Альбин снова глянул на меня в упор, снова усмехнулся.
- Вот вы назвали себя дворянином. Вы при оружии?
- Нет.
- Почему?
- Я плоховато им владею.
- Ваш государь знает, где вы находитесь и зачем вы тут?
- Едва ли.
- Когда вы последний раз видели свою кровь?
- Не помню.
- Так вот вам мой ответ: в мире, где дворянин - рыцарь - ходит без оружия, боится кровопролития, бегает от своего сюзерена, поэт может не прикасаться к перу.
- Но, послушайте, ведь объективная ценность всего, что вы назвали...
- А велика ли объективная ценность подогнанных друг под дружку слов, составленных в рассказец или рассужденьице!?

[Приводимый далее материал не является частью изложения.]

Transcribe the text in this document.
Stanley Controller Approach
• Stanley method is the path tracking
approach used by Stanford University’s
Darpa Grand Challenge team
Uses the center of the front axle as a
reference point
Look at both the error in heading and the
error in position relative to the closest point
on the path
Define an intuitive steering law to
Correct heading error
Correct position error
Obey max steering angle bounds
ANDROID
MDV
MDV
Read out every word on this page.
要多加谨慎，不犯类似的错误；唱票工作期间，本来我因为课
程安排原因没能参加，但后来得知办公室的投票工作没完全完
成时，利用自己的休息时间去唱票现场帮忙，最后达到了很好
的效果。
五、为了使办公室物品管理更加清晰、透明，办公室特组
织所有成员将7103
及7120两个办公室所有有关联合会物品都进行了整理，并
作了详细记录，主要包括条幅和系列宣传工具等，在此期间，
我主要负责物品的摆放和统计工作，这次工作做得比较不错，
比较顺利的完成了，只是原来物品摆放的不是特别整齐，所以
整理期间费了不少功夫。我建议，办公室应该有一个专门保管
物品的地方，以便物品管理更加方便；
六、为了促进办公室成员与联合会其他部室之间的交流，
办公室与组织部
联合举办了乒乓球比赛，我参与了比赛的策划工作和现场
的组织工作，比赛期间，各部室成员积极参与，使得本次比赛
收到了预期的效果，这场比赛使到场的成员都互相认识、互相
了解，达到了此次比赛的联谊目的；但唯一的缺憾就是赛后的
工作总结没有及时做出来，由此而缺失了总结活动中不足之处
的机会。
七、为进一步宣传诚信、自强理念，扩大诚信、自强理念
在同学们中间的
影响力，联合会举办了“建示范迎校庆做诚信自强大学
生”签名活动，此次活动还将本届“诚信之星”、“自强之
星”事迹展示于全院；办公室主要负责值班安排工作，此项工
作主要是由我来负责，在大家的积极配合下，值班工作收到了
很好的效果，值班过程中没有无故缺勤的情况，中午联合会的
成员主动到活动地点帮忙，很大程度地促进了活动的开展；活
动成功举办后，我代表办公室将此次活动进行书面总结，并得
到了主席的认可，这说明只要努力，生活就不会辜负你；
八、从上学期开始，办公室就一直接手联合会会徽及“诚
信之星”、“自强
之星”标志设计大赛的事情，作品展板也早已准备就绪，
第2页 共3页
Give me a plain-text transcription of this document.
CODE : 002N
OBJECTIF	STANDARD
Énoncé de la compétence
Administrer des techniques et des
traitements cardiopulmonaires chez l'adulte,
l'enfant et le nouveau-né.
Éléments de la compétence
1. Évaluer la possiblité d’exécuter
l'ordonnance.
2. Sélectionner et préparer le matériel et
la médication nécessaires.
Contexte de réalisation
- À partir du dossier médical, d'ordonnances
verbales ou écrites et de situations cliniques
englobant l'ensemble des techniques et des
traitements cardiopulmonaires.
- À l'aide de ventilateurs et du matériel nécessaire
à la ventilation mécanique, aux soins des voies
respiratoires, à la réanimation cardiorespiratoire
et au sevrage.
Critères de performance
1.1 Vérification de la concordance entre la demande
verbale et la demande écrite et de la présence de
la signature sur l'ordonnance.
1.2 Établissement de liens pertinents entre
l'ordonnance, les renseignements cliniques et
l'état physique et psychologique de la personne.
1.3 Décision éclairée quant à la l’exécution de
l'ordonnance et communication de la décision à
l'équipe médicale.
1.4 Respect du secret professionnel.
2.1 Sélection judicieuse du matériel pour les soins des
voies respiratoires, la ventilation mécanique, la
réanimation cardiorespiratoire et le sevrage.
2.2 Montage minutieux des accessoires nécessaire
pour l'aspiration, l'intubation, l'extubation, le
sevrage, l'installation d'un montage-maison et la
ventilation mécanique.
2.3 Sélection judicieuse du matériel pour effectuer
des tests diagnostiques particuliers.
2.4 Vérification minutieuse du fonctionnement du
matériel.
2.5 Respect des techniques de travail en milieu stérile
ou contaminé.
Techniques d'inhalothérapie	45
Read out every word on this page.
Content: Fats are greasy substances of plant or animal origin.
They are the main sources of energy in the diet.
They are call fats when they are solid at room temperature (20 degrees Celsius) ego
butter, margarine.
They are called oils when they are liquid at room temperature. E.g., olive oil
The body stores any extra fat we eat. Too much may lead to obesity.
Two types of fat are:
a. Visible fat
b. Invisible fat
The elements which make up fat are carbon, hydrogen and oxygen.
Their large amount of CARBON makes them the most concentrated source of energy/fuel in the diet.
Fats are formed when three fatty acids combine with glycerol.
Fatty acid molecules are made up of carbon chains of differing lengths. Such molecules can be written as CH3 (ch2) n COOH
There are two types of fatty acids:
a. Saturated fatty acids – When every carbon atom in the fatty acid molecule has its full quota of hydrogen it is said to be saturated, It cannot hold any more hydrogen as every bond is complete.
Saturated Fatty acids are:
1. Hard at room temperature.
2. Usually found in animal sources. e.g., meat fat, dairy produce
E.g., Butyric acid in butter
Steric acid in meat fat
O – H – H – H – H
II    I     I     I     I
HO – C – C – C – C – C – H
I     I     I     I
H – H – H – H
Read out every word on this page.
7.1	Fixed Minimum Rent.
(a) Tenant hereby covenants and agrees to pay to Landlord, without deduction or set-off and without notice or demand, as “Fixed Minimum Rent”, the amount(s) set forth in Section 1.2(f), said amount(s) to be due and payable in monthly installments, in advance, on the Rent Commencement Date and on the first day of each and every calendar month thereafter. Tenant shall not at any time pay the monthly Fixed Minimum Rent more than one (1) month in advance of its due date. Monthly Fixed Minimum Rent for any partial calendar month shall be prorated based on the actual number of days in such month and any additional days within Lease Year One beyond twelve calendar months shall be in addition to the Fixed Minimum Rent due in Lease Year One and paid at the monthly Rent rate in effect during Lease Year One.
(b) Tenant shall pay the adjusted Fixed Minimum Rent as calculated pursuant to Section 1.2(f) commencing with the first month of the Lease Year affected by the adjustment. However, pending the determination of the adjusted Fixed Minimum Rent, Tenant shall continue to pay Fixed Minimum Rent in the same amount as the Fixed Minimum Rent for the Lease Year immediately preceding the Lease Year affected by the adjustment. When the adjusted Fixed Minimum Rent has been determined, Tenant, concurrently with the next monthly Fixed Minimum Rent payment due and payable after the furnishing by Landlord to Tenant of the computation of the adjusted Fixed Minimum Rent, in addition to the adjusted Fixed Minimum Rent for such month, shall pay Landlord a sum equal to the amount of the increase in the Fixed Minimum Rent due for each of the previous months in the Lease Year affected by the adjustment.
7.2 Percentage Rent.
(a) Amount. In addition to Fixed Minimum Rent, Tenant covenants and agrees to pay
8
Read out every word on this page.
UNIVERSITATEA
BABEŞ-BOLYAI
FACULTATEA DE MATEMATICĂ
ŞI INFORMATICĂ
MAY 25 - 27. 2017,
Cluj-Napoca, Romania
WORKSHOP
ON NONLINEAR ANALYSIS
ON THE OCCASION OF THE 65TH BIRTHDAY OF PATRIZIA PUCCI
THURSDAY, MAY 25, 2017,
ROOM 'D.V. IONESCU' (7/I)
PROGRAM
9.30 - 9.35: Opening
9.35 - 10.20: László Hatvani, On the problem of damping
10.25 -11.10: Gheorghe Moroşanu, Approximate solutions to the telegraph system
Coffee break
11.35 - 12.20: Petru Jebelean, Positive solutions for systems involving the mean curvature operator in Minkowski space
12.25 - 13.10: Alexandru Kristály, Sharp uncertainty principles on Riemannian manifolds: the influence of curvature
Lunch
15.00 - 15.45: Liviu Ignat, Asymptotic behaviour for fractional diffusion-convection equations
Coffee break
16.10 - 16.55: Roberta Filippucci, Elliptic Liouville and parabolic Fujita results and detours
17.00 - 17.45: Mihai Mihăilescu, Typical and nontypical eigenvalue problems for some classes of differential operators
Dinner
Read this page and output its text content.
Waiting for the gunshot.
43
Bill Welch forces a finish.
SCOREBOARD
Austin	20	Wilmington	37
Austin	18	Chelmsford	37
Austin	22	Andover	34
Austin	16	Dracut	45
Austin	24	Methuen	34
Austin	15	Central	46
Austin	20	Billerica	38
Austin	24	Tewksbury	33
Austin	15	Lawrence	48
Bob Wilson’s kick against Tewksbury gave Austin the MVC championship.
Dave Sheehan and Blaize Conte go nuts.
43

Не дожидаясь моего ответа, недобрый собеседник вгрызся в свою коврижку и запил её зелёно-белым зельем.
- Что это в вашем бокале?
- Абсент со сливками. Хотите попробовать?
- Нет. Спасибо.
- Вы на меня не дуйтесь. Я привык говорить прямо. По возможности.
- Привыкли!... Но вы так молоды! Мне кажется, ваших щёк ещё не касалась бритва.
- Боюсь, она их никогда не коснётся, - лукаво щурясь, отвечало странное создание.
- Так вы!?....
- Я не мужчина, - прозвучало уже грустно.
И как я не заметил необычного сложения фигуры! И эта нежная кожа, и губы...
- Но что же принудило вас к этому маскараду? Зачем вы переоделись юношей?
- Кто переоделся? Я всю жизнь так хожу. Парнем я кажусь молоденьким и симпатичным, но на самом деле мне уже за двадцать. И красоты - той, женской - нет у меня...
- Ваш воспитатель, верно, был большой чудак!
- Ещё какой!
- Вы... имеете какое-то особое отношение к этому заведению?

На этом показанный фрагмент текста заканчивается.